More manifest constants.

> +
> +      /* Step 1: round SIZE to the previous multiple of the interval.  */
> +
> +      rounded_size = size & -PROBE_INTERVAL;
> +
> +
> +      /* Step 2: compute initial and final value of the loop counter.  */
> +
> +      /* TEST_ADDR = SP + FIRST.  */
> +      emit_set_insn (reg9,
> +		     plus_constant (Pmode, stack_pointer_rtx, -first));
> +
> +      /* LAST_ADDR = SP + FIRST + ROUNDED_SIZE.  */
> +      emit_set_insn (reg10,
> +		     plus_constant (Pmode, stack_pointer_rtx,
> +				    -(first + rounded_size)));
> +
> +
> +      /* Step 3: the loop
> +
> +	 do
> +	   {
> +	     TEST_ADDR = TEST_ADDR + PROBE_INTERVAL
> +	     probe at TEST_ADDR
> +	   }
> +	 while (TEST_ADDR != LAST_ADDR)
> +
> +	 probes at FIRST + N * PROBE_INTERVAL for values of N from 1
> +	 until it is equal to ROUNDED_SIZE.  */
> +
> +      emit_insn (gen_probe_stack_range (reg9, reg9, reg10));
> +
> +
> +      /* Step 4: probe at FIRST + SIZE if we cannot assert at compile-time
> +	 that SIZE is equal to ROUNDED_SIZE.  */
> +
> +      if (size != rounded_size)
> +	{
> +	  HOST_WIDE_INT rem = size - rounded_size;
> +
> +	  if (rem > 256)
> +	    {
> +	      emit_set_insn (reg10,
> +			     plus_constant (Pmode, reg10, -PROBE_INTERVAL));
> +	      emit_stack_probe (plus_constant (Pmode, reg10,
> +					       PROBE_INTERVAL - rem));
> +	    }
> +	  else
> +	    emit_stack_probe (plus_constant (Pmode, reg10, -rem));
> +	}
> +    }
> +
> +  /* Make sure nothing is scheduled before we are done.  */
> +  emit_insn (gen_blockage ());
> +}
> +
> +/* Probe a range of stack addresses from REG1 to REG2 inclusive.  These are
> +   absolute addresses.  */
> +
> +const char *
> +aarch64_output_probe_stack_range (rtx reg1, rtx reg2)
> +{
> +  static int labelno = 0;
> +  char loop_lab[32];
> +  rtx xops[2];
> +
> +  ASM_GENERATE_INTERNAL_LABEL (loop_lab, "LPSRL", labelno++);
> +
> +  /* Loop.  */
> +  ASM_OUTPUT_INTERNAL_LABEL (asm_out_file, loop_lab);
> +
> +  /* TEST_ADDR = TEST_ADDR + PROBE_INTERVAL.  */
> +  xops[0] = reg1;
> +  xops[1] = GEN_INT (PROBE_INTERVAL);
> +  output_asm_insn ("sub\t%0, %0, %1", xops);
> +
> +  /* Probe at TEST_ADDR.  */
> +  output_asm_insn ("str\txzr, [%0]", xops);
> +
> +  /* Test if TEST_ADDR == LAST_ADDR.  */
> +  xops[1] = reg2;
> +  output_asm_insn ("cmp\t%0, %1", xops);
> +
> +  /* Branch.  */
> +  fputs ("\tb.ne\t", asm_out_file);
> +  assemble_name_raw (asm_out_file, loop_lab);
> +  fputc ('\n', asm_out_file);
> +
> +  return "";
> +}
> +
>  static bool
>  aarch64_frame_pointer_required (void)
>  {
> @@ -2544,6 +2706,18 @@ aarch64_expand_prologue (void)

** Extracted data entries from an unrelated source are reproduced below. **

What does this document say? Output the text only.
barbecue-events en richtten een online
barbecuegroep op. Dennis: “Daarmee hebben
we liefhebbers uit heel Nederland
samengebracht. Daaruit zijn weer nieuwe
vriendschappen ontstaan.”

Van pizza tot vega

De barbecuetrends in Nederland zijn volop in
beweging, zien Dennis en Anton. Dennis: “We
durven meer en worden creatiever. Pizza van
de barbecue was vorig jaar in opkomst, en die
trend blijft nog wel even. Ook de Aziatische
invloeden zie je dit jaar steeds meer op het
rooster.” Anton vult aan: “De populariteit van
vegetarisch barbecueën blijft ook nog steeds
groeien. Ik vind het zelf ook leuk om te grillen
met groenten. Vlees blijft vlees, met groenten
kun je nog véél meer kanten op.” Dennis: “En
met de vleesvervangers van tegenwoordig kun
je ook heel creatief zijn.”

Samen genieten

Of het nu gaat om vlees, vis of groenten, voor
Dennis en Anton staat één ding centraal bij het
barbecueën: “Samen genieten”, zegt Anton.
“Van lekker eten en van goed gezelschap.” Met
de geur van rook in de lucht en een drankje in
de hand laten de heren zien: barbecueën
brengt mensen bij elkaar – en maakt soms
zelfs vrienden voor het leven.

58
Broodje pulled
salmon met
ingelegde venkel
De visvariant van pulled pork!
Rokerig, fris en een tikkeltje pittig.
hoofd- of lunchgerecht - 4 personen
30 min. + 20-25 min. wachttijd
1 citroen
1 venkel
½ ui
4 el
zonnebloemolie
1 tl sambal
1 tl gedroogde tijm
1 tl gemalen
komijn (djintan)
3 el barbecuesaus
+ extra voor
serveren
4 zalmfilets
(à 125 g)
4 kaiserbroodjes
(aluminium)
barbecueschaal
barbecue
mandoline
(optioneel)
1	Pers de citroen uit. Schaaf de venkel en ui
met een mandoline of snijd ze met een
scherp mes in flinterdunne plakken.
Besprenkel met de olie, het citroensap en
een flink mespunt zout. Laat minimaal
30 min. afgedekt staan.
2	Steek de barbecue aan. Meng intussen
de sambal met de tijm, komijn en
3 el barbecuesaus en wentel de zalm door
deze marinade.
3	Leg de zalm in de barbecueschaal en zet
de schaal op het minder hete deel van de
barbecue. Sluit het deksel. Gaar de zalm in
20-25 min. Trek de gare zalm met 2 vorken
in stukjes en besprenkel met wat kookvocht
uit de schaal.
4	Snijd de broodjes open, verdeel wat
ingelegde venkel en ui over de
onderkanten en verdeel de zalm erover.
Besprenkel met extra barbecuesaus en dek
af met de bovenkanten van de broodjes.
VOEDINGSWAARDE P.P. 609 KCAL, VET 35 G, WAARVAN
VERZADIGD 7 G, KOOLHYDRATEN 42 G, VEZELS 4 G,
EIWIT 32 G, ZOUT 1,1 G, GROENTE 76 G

>    if (flag_stack_usage_info)
>      current_function_static_stack_size = frame_size;
>  
> +  if (flag_stack_check == STATIC_BUILTIN_STACK_CHECK)
> +    {
> +      if (crtl->is_leaf && !cfun->calls_alloca)
> +	{
> +	  if (frame_size > PROBE_INTERVAL && frame_size > STACK_CHECK_PROTECT)
> +	    aarch64_emit_probe_stack_range (STACK_CHECK_PROTECT,
> +					    frame_size - STACK_CHECK_PROTECT);
> +	}
> +      else if (frame_size > 0)
> +	aarch64_emit_probe_stack_range (STACK_CHECK_PROTECT, frame_size);
> +    }
> +
>    /* Store pairs and load pairs have a range only -512 to 504.  */
>    if (offset >= 512)
>      {
> Index: config/aarch64/aarch64.md
> ===================================================================
> --- config/aarch64/aarch64.md	(revision 228512)

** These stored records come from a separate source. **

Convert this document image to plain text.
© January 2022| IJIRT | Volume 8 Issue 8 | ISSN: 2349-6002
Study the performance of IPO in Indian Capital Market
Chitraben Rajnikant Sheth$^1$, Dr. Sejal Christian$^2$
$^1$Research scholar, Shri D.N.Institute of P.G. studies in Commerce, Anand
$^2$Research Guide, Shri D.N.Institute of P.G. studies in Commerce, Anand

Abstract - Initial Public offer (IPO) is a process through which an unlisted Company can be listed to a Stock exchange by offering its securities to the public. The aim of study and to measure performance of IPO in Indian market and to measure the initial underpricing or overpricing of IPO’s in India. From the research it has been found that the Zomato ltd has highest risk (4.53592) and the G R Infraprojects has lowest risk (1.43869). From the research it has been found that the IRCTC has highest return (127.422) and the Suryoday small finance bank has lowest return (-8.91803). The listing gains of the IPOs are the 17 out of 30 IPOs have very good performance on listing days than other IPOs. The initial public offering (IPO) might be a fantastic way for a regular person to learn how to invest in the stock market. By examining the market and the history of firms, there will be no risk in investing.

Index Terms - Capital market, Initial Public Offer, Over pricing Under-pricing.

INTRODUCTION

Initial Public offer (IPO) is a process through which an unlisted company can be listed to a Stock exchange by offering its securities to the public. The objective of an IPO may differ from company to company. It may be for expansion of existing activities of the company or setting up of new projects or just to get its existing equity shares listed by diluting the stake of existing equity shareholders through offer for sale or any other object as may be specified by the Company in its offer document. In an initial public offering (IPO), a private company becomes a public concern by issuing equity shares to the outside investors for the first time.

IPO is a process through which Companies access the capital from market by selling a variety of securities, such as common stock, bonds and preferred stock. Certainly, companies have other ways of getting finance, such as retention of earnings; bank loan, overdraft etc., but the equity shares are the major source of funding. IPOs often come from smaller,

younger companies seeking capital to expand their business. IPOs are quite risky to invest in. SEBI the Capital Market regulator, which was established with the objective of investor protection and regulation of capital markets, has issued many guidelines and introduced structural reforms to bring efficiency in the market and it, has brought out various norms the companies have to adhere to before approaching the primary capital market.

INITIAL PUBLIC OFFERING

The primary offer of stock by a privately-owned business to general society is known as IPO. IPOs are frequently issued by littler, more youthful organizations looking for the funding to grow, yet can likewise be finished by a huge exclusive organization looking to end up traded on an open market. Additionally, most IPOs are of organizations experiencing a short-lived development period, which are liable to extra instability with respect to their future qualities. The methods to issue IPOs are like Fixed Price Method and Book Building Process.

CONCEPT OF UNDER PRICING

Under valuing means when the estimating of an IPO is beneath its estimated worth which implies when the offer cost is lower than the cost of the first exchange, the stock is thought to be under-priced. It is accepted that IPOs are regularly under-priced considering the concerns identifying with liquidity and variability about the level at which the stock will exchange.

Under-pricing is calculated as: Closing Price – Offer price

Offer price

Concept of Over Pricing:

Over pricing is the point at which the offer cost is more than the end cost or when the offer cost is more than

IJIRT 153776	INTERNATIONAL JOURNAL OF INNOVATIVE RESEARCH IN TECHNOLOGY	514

> +++ config/aarch64/aarch64.md	(working copy)
> @@ -104,6 +104,7 @@ (define_c_enum "unspec" [
>      UNSPEC_MB
>      UNSPEC_NOP
>      UNSPEC_PRLG_STK
> +    UNSPEC_PROBE_STACK_RANGE
>      UNSPEC_RBIT
>      UNSPEC_SISD_NEG
>      UNSPEC_SISD_SSHL
> @@ -134,6 +135,7 @@ (define_c_enum "unspecv" [
>      UNSPECV_SET_FPCR		; Represent assign of FPCR content.
>      UNSPECV_GET_FPSR		; Represent fetch of FPSR content.
>      UNSPECV_SET_FPSR		; Represent assign of FPSR content.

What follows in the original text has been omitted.